DeskConnect 1.2 review: File transfer app rises from the digital scrapheap better than ever

When DeskConnect launched in 2013, Apple’s mobile landscape looked very different. Even with the release of iOS 7 just around the corner, file-sharing was still a clunky, complex process, with Airdrop limited to like platforms and iCloud Drive still a year away. The DeskConnect app might have been a workaround, but it was the kind of solution many were looking for, letting us easily transfer documents and pictures from our Macs to our iPhones without resorting to emails and iMessages.

But as AirDrop and iCloud Drive matured, DeskConnect failed to keep up. After a 1.1 update delivered iPad support in late 2013, the app was left to languish as the developers turned their attention to Workflow.

But a surprise update has given the free cross-platform file sharer a new lease on life, and its modern features and streamlined interface are worth dusting off the digital dust and dragging it back onto your main home screen.

While the new DeskConnect (free on the iTunes Store and on the Mac App Store) update brings support for 3D Touch and the iPad Pro, the core concept hasn’t changed. Once you create a free account, setup is as easy as signing in to the app on any Mac, iPhone, or iPad you have. It’s a straightforward mechanism that’s just as simple as AirDrop.

Inside the app there are four send buttons, three of which will deliver the appropriate item (photo, clipboard contents, or document) to one or all of your other devices. For example, tap Send Document and DeskConnect will bring up your favorite cloud storage location (iCloud, Dropbox, Google, etc.), letting you select which file to send and where to send it.

Accomplishing the same task on a Mac, where DeskConnect only exists as a menu bar app, is a little trickier; files need to be dragged up to the icon to be sent, making it more of a receiver than a sender. But either method delivers your document nearly instantly, whether you’re inches or miles away from the recipient.

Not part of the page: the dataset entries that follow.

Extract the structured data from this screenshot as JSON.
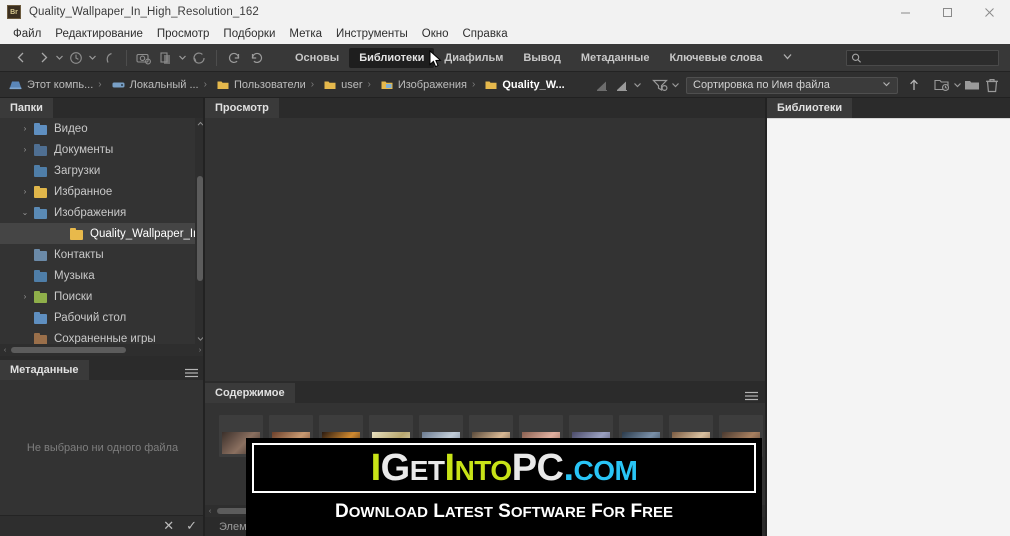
{
  "titlebar": {
    "app_icon_label": "Br",
    "title": "Quality_Wallpaper_In_High_Resolution_162",
    "minimize": "minimize-button",
    "maximize": "maximize-button",
    "close": "close-button"
  },
  "menubar": {
    "items": [
      {
        "label": "Файл"
      },
      {
        "label": "Редактирование"
      },
      {
        "label": "Просмотр"
      },
      {
        "label": "Подборки"
      },
      {
        "label": "Метка"
      },
      {
        "label": "Инструменты"
      },
      {
        "label": "Окно"
      },
      {
        "label": "Справка"
      }
    ]
  },
  "toolbar": {
    "workspaces": [
      {
        "label": "Основы",
        "active": false
      },
      {
        "label": "Библиотеки",
        "active": true
      },
      {
        "label": "Диафильм",
        "active": false
      },
      {
        "label": "Вывод",
        "active": false
      },
      {
        "label": "Метаданные",
        "active": false
      },
      {
        "label": "Ключевые слова",
        "active": false
      }
    ],
    "more_label": "⌄",
    "search": {
      "value": "",
      "placeholder": ""
    }
  },
  "pathbar": {
    "crumbs": [
      {
        "label": "Этот компь...",
        "icon": "computer-icon",
        "current": false
      },
      {
        "label": "Локальный ...",
        "icon": "drive-icon",
        "current": false
      },
      {
        "label": "Пользователи",
        "icon": "folder-icon",
        "current": false
      },
      {
        "label": "user",
        "icon": "folder-icon",
        "current": false
      },
      {
        "label": "Изображения",
        "icon": "pictures-folder-icon",
        "current": false
      },
      {
        "label": "Quality_W...",
        "icon": "folder-icon",
        "current": true
      }
    ],
    "separator": "›",
    "sort_label": "Сортировка по Имя файла",
    "sort_caret": "⌄"
  },
  "panels": {
    "folders": {
      "tab_label": "Папки",
      "tree": [
        {
          "label": "Видео",
          "twisty": "›",
          "indent": 0,
          "selected": false,
          "folder_color": "#5f8fc0"
        },
        {
          "label": "Документы",
          "twisty": "›",
          "indent": 0,
          "selected": false,
          "folder_color": "#4f6f92"
        },
        {
          "label": "Загрузки",
          "twisty": "",
          "indent": 0,
          "selected": false,
          "folder_color": "#4f7ea8"
        },
        {
          "label": "Избранное",
          "twisty": "›",
          "indent": 0,
          "selected": false,
          "folder_color": "#e0b64a"
        },
        {
          "label": "Изображения",
          "twisty": "⌄",
          "indent": 0,
          "selected": false,
          "folder_color": "#5a8ab5"
        },
        {
          "label": "Quality_Wallpaper_In_Hi",
          "twisty": "",
          "indent": 1,
          "selected": true,
          "folder_color": "#e8b94b"
        },
        {
          "label": "Контакты",
          "twisty": "",
          "indent": 0,
          "selected": false,
          "folder_color": "#6b8aa8"
        },
        {
          "label": "Музыка",
          "twisty": "",
          "indent": 0,
          "selected": false,
          "folder_color": "#4f7ea8"
        },
        {
          "label": "Поиски",
          "twisty": "›",
          "indent": 0,
          "selected": false,
          "folder_color": "#8faf4a"
        },
        {
          "label": "Рабочий стол",
          "twisty": "",
          "indent": 0,
          "selected": false,
          "folder_color": "#5f8fc0"
        },
        {
          "label": "Сохраненные игры",
          "twisty": "",
          "indent": 0,
          "selected": false,
          "folder_color": "#9a6f4a"
        }
      ]
    },
    "metadata": {
      "tab_label": "Метаданные",
      "empty_text": "Не выбрано ни одного файла",
      "cancel_glyph": "✕",
      "apply_glyph": "✓"
    },
    "preview": {
      "tab_label": "Просмотр"
    },
    "content": {
      "tab_label": "Содержимое",
      "status_text": "Элеме...",
      "thumbnails": [
        {
          "c1": "#3a2f2a",
          "c2": "#8b7060"
        },
        {
          "c1": "#6b3f2a",
          "c2": "#c89a72"
        },
        {
          "c1": "#2a1a10",
          "c2": "#d08a30"
        },
        {
          "c1": "#e8e0c0",
          "c2": "#b8a870"
        },
        {
          "c1": "#6a7a90",
          "c2": "#c2cdd8"
        },
        {
          "c1": "#5a4a3a",
          "c2": "#d8b894"
        },
        {
          "c1": "#8a6050",
          "c2": "#e0b0a0"
        },
        {
          "c1": "#4a4a68",
          "c2": "#9aa0c0"
        },
        {
          "c1": "#2a3a4a",
          "c2": "#7a90a8"
        },
        {
          "c1": "#7a5a40",
          "c2": "#d8c0a0"
        },
        {
          "c1": "#4a3a30",
          "c2": "#a88060"
        }
      ]
    },
    "libraries": {
      "tab_label": "Библиотеки"
    }
  },
  "watermark": {
    "line1_parts": [
      {
        "text": "I",
        "color_class": "c1",
        "size": "lg"
      },
      {
        "text": "G",
        "color_class": "c2",
        "size": "lg"
      },
      {
        "text": "ET",
        "color_class": "c2",
        "size": "sm"
      },
      {
        "text": "I",
        "color_class": "c1",
        "size": "lg"
      },
      {
        "text": "NTO",
        "color_class": "c1",
        "size": "sm"
      },
      {
        "text": "PC",
        "color_class": "c2",
        "size": "lg"
      },
      {
        "text": ".",
        "color_class": "c3",
        "size": "lg"
      },
      {
        "text": "COM",
        "color_class": "c3",
        "size": "sm"
      }
    ],
    "line1_plain": "IGetIntoPC.com",
    "line2": "Download Latest Software for Free"
  },
  "colors": {
    "chrome_bg": "#2b2b2b",
    "panel_bg": "#333333",
    "toolbar_bg": "#383838",
    "titlebar_bg": "#f2f2f2",
    "accent_selected": "#454545",
    "library_panel_bg": "#f4f4f4",
    "watermark_green": "#c8e317",
    "watermark_cyan": "#29c5f6"
  }
}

Tapping the fourth button, Send Websites, doesn’t actually send a URL. Instead it provides a quick tutorial on the best new feature of DeskConnect: using the sharing extension inside other apps and browsers. Any link you come across can be instantly delivered to any of your other devices by tapping the DeskConnect icon in the share menu. Simple URLs from Safari or Chrome show up as tappable links, but sending from an app like Apple Music or News will add a second time-stamped text file with a brief description. It’s not the most elegant solution (especially since the two files aren’t linked in any way), but it’s still a great way to keep track of URLs that don’t fit in Instapaper or Pocket queues.

Files are stored for 30 days and can be retrieved in the space below the send buttons. DeskConnect says content is encrypted en route and claims “our servers are under top security, and we have several features in development which will further strengthen the security of our users’ data.” However, since files are short-lived and unlikely to contain much int he way of sensitive data, privacy and security shouldn’t be an issue for most users.

But as an AirDrop alternative, DeskConnect shines. While it’s a bit of a bummer that it’s limited to the devices you own and you can’t send files to friends with other DeskConnect accounts, the app is a great, reliable way to transfer files between your devices. And if DeskConnect updates it again before 2018, there’s no telling how good it could get.